To Owen’s surprise, Cilla dipped the cloth in water and began to work at the paint, at first merely smearing it, but, as the water grew dark, her features emerged.
When Elaine was satisfied, she gestured to the bench beside her. ‘Now sit and tell me of this young woman my husband murdered.’
Owen and Hempe withdrew.
‘I need to stretch my legs, breathe the night air,’ said Owen, heading for the door.
‘It is raining.’
‘Even so.’ The day had wearied Owen in body and soul.

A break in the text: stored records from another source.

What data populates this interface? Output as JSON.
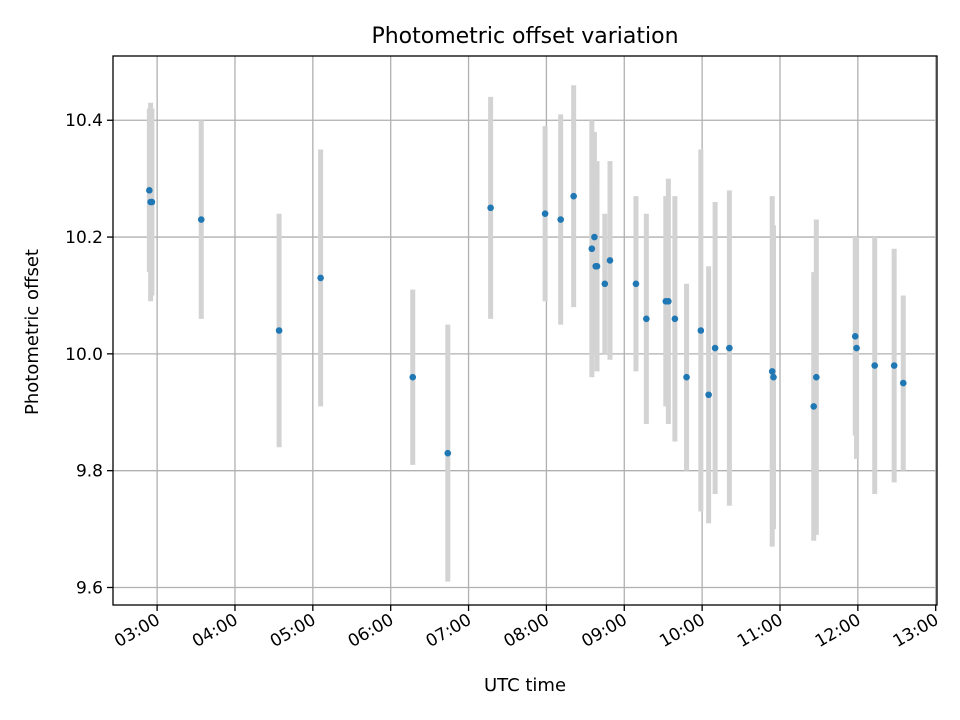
{
  "chart_data": {
    "type": "scatter",
    "title": "Photometric offset variation",
    "xlabel": "UTC time",
    "ylabel": "Photometric offset",
    "xlim": [
      "02:26",
      "13:01"
    ],
    "ylim": [
      9.57,
      10.51
    ],
    "x_ticks": [
      "03:00",
      "04:00",
      "05:00",
      "06:00",
      "07:00",
      "08:00",
      "09:00",
      "10:00",
      "11:00",
      "12:00",
      "13:00"
    ],
    "y_ticks": [
      "9.6",
      "9.8",
      "10.0",
      "10.2",
      "10.4"
    ],
    "grid": true,
    "colors": {
      "marker": "#1f77b4",
      "errorbar": "#d3d3d3",
      "grid": "#b0b0b0"
    },
    "points": [
      {
        "x": "02:54",
        "y": 10.28,
        "err": 0.14
      },
      {
        "x": "02:55",
        "y": 10.26,
        "err": 0.17
      },
      {
        "x": "02:56",
        "y": 10.26,
        "err": 0.16
      },
      {
        "x": "03:34",
        "y": 10.23,
        "err": 0.17
      },
      {
        "x": "04:34",
        "y": 10.04,
        "err": 0.2
      },
      {
        "x": "05:06",
        "y": 10.13,
        "err": 0.22
      },
      {
        "x": "06:17",
        "y": 9.96,
        "err": 0.15
      },
      {
        "x": "06:44",
        "y": 9.83,
        "err": 0.22
      },
      {
        "x": "07:17",
        "y": 10.25,
        "err": 0.19
      },
      {
        "x": "07:59",
        "y": 10.24,
        "err": 0.15
      },
      {
        "x": "08:11",
        "y": 10.23,
        "err": 0.18
      },
      {
        "x": "08:21",
        "y": 10.27,
        "err": 0.19
      },
      {
        "x": "08:35",
        "y": 10.18,
        "err": 0.22
      },
      {
        "x": "08:37",
        "y": 10.2,
        "err": 0.18
      },
      {
        "x": "08:38",
        "y": 10.15,
        "err": 0.15
      },
      {
        "x": "08:39",
        "y": 10.15,
        "err": 0.18
      },
      {
        "x": "08:45",
        "y": 10.12,
        "err": 0.12
      },
      {
        "x": "08:49",
        "y": 10.16,
        "err": 0.17
      },
      {
        "x": "09:09",
        "y": 10.12,
        "err": 0.15
      },
      {
        "x": "09:17",
        "y": 10.06,
        "err": 0.18
      },
      {
        "x": "09:32",
        "y": 10.09,
        "err": 0.18
      },
      {
        "x": "09:34",
        "y": 10.09,
        "err": 0.21
      },
      {
        "x": "09:39",
        "y": 10.06,
        "err": 0.21
      },
      {
        "x": "09:48",
        "y": 9.96,
        "err": 0.16
      },
      {
        "x": "09:59",
        "y": 10.04,
        "err": 0.31
      },
      {
        "x": "10:05",
        "y": 9.93,
        "err": 0.22
      },
      {
        "x": "10:10",
        "y": 10.01,
        "err": 0.25
      },
      {
        "x": "10:21",
        "y": 10.01,
        "err": 0.27
      },
      {
        "x": "10:54",
        "y": 9.97,
        "err": 0.3
      },
      {
        "x": "10:55",
        "y": 9.96,
        "err": 0.26
      },
      {
        "x": "11:26",
        "y": 9.91,
        "err": 0.23
      },
      {
        "x": "11:28",
        "y": 9.96,
        "err": 0.27
      },
      {
        "x": "11:58",
        "y": 10.03,
        "err": 0.17
      },
      {
        "x": "11:59",
        "y": 10.01,
        "err": 0.19
      },
      {
        "x": "12:13",
        "y": 9.98,
        "err": 0.22
      },
      {
        "x": "12:28",
        "y": 9.98,
        "err": 0.2
      },
      {
        "x": "12:35",
        "y": 9.95,
        "err": 0.15
      }
    ]
  }
}
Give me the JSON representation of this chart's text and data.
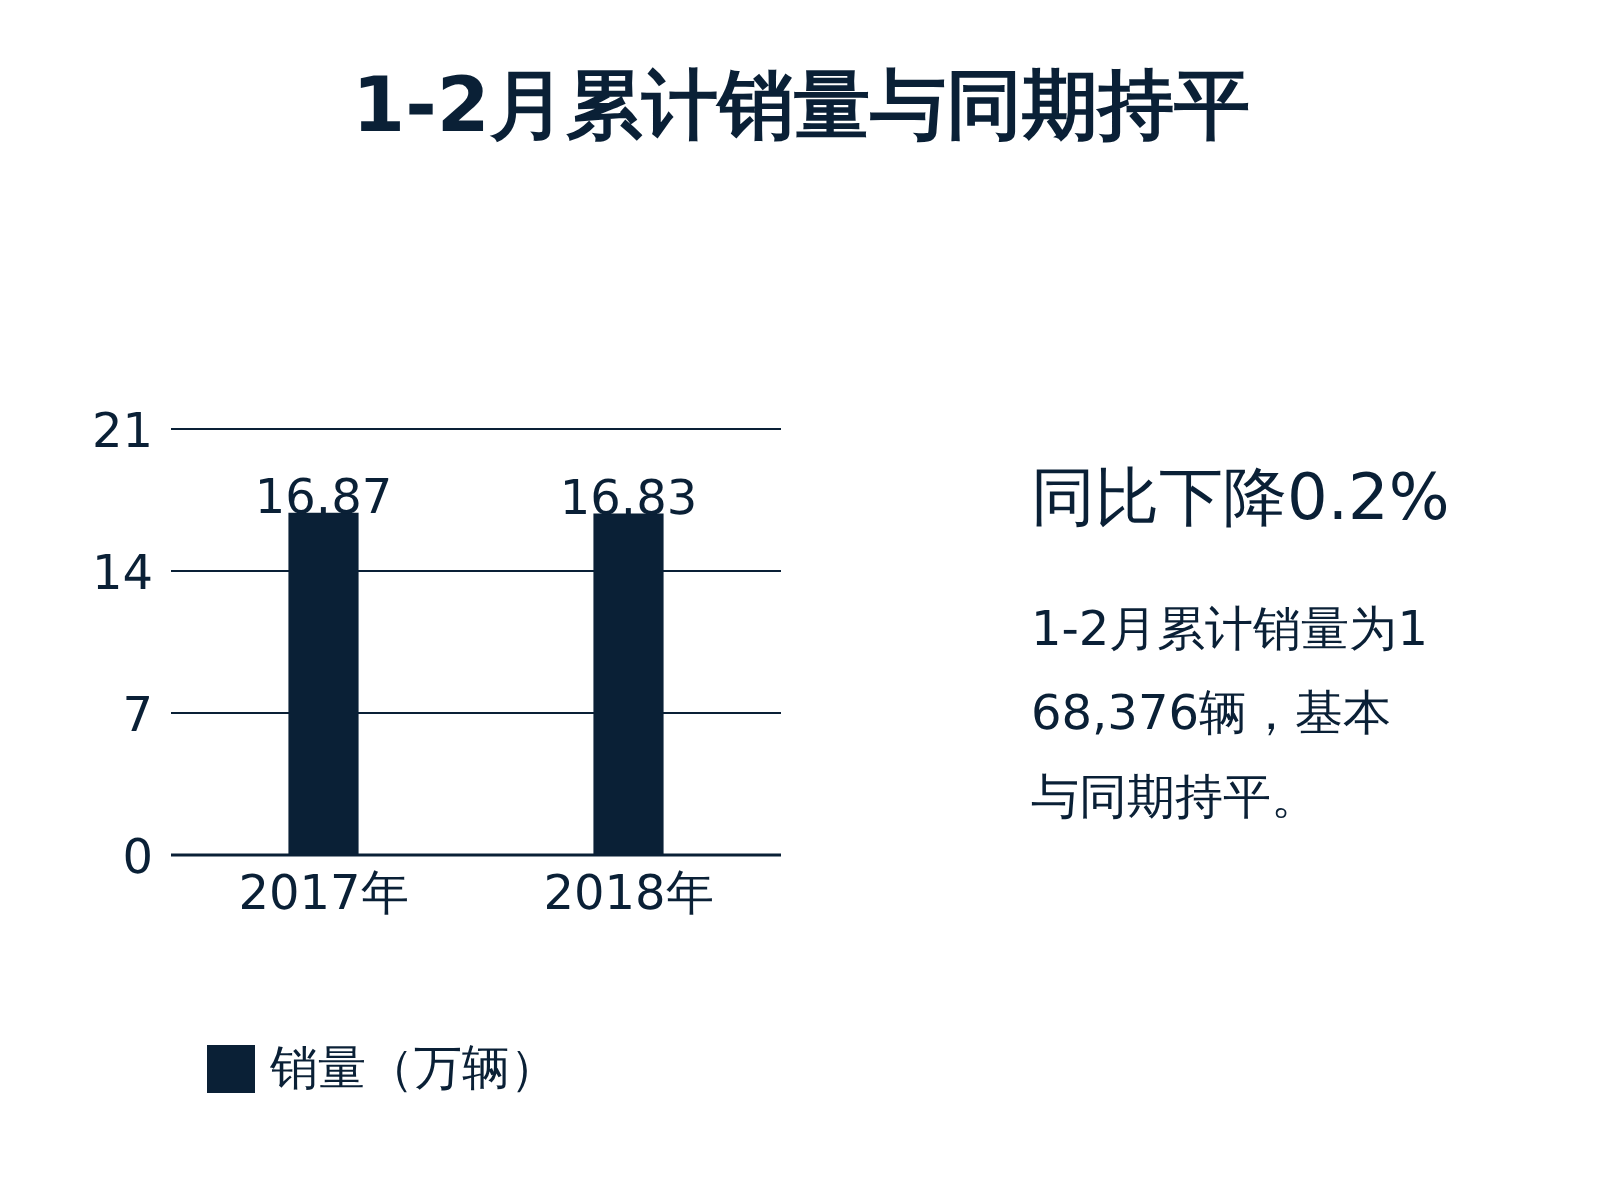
{
  "chart_data": {
    "type": "bar",
    "title": "1-2月累计销量与同期持平",
    "categories": [
      "2017年",
      "2018年"
    ],
    "series": [
      {
        "name": "销量（万辆）",
        "color": "#0a2036",
        "values": [
          16.87,
          16.83
        ]
      }
    ],
    "ylim": [
      0,
      21
    ],
    "yticks": [
      0,
      7,
      14,
      21
    ],
    "grid": "y",
    "data_labels": true,
    "legend": "bottom",
    "annotations": [
      "同比下降0.2%",
      "1-2月累计销量为168,376辆，基本与同期持平。"
    ]
  }
}
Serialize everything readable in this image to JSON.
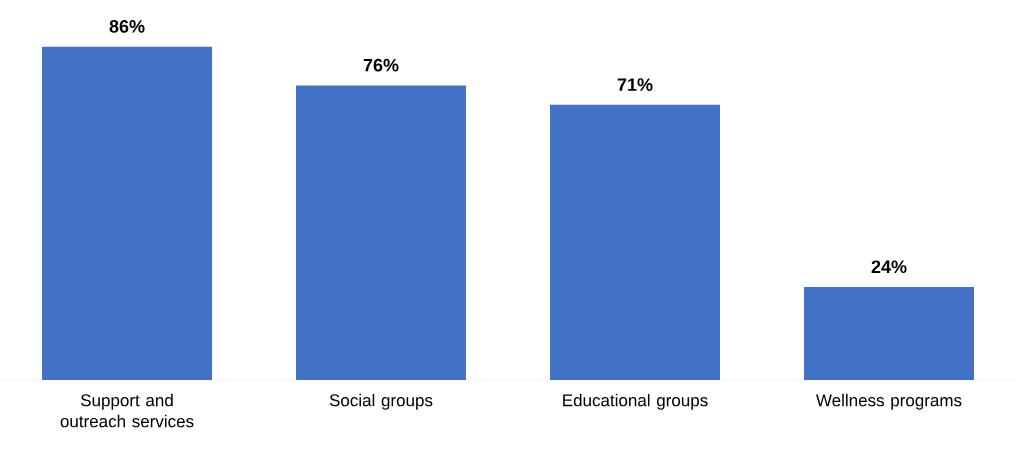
{
  "chart_data": {
    "type": "bar",
    "categories": [
      "Support and outreach services",
      "Social groups",
      "Educational groups",
      "Wellness programs"
    ],
    "values": [
      86,
      76,
      71,
      24
    ],
    "value_labels": [
      "86%",
      "76%",
      "71%",
      "24%"
    ],
    "color": "#4472c4"
  }
}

Almost he wished he had ridden home tonight. But he thought better of that. He would not inflict this mood on Lucie and the children. Let the rain wash it away.
In the morning, Owen sought out Dame Elaine to express his gratitude for her hospitality.
‘I will pray for you and your children,’ he said.
She thanked him for the sentiment, but assured him that the family would derive satisfaction from the crown’s justice. ‘For the perpetrators will hang.’ Her flinty eyes challenged him, as if he might suggest a different outcome.
‘Cilla’s words did not move you?’
‘That wretch?’ Her lips curled in disdain. ‘As for Paul, he was but a boy when he killed the charcoal-burner’s daughter and might have been forgiven, but he chose for himself an honorable death. Our children can be proud of that.’ Again, she watched Owen, her eyes daring him to object.